Vancouver City Councillor
- In office 2005–2018

Vancouver Park Board Commissioner
- In office 2002–2005

Personal details
- Citizenship: Canadian
- Party: Vision Vancouver
- Other political affiliations: COPE (2002–2005)
- Education: Oberlin College University of British Columbia
- Profession: Biologist

= Heather Deal =

Canadian biologist and politician

Heather Deal is a Canadian biologist and politician. She served as a Vancouver city councillor until 2018, first elected as a member of Vision Vancouver in 2005. She previously served as a Vancouver Park Board commissioner for the 2002 to 2005 term as a member of Coalition of Progressive Electors.

==Background==

Deal was born in England and raised in Michigan and spent six years in Ohio doing her undergraduate degree in Biology at Oberlin College and working at Case Western University in Cleveland as a medical research technician. In 1984, she moved to Vancouver and became a Canadian citizen in 1991.
Deal got her M.Sc. in microbiology/immunology from UBC and worked in various medical research positions at UBC, VGH and the BC Cancer Agency. She then moved to jobs in education, training and research for UBC Continuing Studies, the BC Government’s Watershed Restoration Program and the David Suzuki Foundation.

In 1989, Deal joined the Vancouver Bach Choir, Vancouver’s premier symphonic choir, and became president of the board two years later. She recruited housing activist Jim Green to the board of directors and in 2001 the choir performed a free concert of Handel’s Messiah in Blood Alley. She continues to sing in the choir today.
Citation

==Political career ==

=== Vancouver Park Board ===
In 2002, Deal ran for office for the first time and came in first for the Vancouver Park Board. She served as chair in her first year on the board.

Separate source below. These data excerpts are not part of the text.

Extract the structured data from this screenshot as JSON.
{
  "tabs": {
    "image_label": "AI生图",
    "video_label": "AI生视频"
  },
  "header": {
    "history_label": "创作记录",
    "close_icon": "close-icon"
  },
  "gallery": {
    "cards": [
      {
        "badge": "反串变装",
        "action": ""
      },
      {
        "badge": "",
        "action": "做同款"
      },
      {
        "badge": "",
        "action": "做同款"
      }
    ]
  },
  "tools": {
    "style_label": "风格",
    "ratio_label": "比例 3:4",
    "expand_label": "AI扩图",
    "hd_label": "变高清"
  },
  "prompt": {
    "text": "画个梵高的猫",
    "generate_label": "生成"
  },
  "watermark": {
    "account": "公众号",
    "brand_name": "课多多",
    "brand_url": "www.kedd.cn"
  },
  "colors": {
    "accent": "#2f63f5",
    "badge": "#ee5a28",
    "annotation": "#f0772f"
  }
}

=== Vancouver City Council ===
By 2005 Deal had left COPE and joined the new electoral association, Vision Vancouver. She ran for City Council with the inaugural Vision Vancouver slate in 2005 and was re-elected to Council in 2008, 2011, and 2014.

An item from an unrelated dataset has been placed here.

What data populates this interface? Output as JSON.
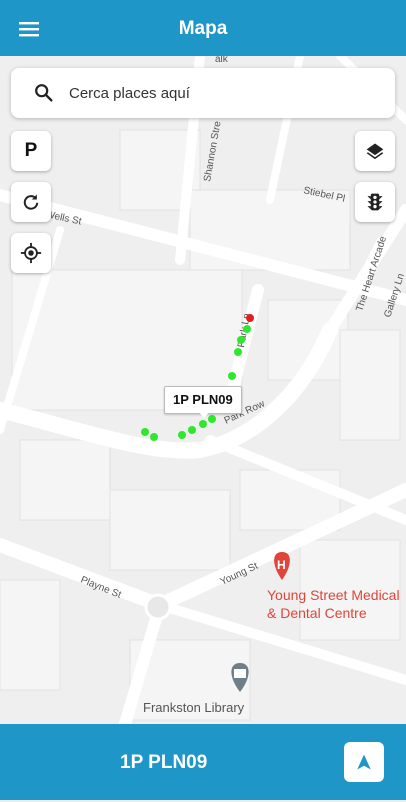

In her time on Vancouver City Council, Deal was a strong champion for the arts. This included introducing Vancouver’s first Creative City and Music strategies.
Deal made it her mission to liven Vancouver’s streets by supporting installations of public art and cultural attractions and festivals like the city’s 125th-anniversary Summer Live concerts. In 2008, Deal introduced an innovative food-cart program that has been credited with creating a food revolution.

==After political life==
Since leaving City Hall in 2018, Deal has continued to be actively involved in civic life. In 2019, Deal was appointed to the new Granville Island Council with authority and responsibility for governance of Granville Island, and was elected chair by the Council. She was re-elected chair in 2020.